In this thesis we investigate harmonic analysis on a particular class of sub-Riemannian manifold, namely the 2-step stratified Lie groups $\mathbb{G}$, as well as its applications in partial differential equations. This class consists a breadth of interesting geometric objects such as Heisenberg group and H-type Lie group, which can be seen as a meaningful extension of classical theories. After reviewing some main definitions and properties in Chapter 2, we start to study the most important representation of $\mathbb{G}$, the so-called Schr\"{o}dinger representation on $L^2(\mathbb{G})$, and then we prove the Stone-von Neumann theorem for the 2-step stratified Lie groups. In Chapter 3 we also study the Fourier transforms and define the $(\lambda,\nu)$-Wigner and $(\lambda,\nu)$-Weyl transform related to $\mathbb{G}$, we then show some properties of these transforms, which can help us to compute the sub-Laplacian and the $\lambda$-twisted sub-Laplacian. Moreover, in this chapter we demonstrate the beautiful interplay between the representation theory on $\mathbb{G}$ and the classical expansions in terms of Hermite functions and Lagueere functions, As applications, a global calculus of pseudo-differential operator on 2-step stratified Lie groups $\mathbb{G}$ is introduced in the fourth chapter.

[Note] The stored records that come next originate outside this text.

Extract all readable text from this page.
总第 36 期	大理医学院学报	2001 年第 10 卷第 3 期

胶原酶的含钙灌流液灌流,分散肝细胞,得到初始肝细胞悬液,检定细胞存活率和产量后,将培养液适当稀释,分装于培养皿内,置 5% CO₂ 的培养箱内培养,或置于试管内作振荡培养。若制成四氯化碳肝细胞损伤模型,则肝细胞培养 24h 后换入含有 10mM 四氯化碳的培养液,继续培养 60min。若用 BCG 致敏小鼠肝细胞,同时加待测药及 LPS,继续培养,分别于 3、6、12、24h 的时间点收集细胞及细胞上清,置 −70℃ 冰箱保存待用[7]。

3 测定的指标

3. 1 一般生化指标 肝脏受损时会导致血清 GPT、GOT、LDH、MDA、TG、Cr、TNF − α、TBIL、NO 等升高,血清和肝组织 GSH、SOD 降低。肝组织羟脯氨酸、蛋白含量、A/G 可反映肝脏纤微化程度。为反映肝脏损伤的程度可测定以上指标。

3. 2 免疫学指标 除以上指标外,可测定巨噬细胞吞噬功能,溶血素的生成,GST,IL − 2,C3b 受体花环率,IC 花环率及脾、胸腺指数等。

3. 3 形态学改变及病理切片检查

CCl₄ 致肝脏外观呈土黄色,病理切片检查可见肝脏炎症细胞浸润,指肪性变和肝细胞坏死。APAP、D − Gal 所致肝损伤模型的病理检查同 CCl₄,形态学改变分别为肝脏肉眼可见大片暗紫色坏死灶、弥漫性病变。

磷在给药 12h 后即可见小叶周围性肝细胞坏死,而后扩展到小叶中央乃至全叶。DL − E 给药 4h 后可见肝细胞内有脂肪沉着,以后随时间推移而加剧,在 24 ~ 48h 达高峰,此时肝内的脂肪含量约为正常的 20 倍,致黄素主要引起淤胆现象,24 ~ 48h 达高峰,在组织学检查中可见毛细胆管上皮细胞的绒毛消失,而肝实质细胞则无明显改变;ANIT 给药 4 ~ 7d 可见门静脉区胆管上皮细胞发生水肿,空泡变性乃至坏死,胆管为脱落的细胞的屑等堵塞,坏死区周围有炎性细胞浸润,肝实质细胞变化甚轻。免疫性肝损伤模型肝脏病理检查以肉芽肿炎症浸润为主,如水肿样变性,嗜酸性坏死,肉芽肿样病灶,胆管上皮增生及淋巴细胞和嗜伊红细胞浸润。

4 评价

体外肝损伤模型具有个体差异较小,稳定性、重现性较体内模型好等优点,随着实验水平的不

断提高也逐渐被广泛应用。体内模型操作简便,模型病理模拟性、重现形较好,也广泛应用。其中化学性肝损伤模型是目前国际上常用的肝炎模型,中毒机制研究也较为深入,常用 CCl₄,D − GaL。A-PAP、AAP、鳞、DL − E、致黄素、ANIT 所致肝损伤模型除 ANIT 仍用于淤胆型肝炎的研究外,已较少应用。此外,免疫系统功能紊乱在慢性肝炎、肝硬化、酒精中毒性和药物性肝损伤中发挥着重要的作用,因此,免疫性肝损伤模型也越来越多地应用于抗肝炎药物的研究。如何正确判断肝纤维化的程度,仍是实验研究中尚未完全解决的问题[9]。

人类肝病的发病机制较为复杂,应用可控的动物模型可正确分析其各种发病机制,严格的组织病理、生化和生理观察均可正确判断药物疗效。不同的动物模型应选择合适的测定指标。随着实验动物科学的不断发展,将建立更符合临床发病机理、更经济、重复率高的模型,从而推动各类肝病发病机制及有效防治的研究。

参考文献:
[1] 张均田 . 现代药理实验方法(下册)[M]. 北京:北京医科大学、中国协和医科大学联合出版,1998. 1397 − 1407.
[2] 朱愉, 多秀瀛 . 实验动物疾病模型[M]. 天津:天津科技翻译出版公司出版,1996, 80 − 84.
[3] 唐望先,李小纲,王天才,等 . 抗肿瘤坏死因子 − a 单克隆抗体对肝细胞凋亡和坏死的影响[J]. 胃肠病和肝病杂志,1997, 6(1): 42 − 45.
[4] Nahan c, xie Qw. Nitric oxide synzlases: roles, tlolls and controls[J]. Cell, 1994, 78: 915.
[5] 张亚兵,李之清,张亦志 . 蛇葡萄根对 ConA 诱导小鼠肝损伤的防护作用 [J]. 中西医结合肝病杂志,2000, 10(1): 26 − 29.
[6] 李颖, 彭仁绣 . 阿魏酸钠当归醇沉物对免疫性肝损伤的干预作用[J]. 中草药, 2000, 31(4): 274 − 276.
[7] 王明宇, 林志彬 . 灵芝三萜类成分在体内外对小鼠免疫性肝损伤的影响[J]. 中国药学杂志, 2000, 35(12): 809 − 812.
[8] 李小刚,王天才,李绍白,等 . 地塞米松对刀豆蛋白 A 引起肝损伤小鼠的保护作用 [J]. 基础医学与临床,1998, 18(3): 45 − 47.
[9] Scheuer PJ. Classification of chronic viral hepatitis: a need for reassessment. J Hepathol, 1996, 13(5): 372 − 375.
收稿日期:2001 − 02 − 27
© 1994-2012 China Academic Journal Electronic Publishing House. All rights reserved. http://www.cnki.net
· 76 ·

It relies on the explicit knowledge of the irreducible unitary representations of $\mathbb{G}$, which then allows one to reduce the analysis to study of a rescaled harmonic oscillator on unitary dual $\hat{\mathbb{G}}$. The sub-Laplacian appears as an elliptic operator in this calculus. The explicit formula for the heat kernel of the $\lambda$-twisted sub-Laplacian can be also obtained, which gives a closed formula for the heat kernel of the sub-Laplacian on $\mathbb{G}$.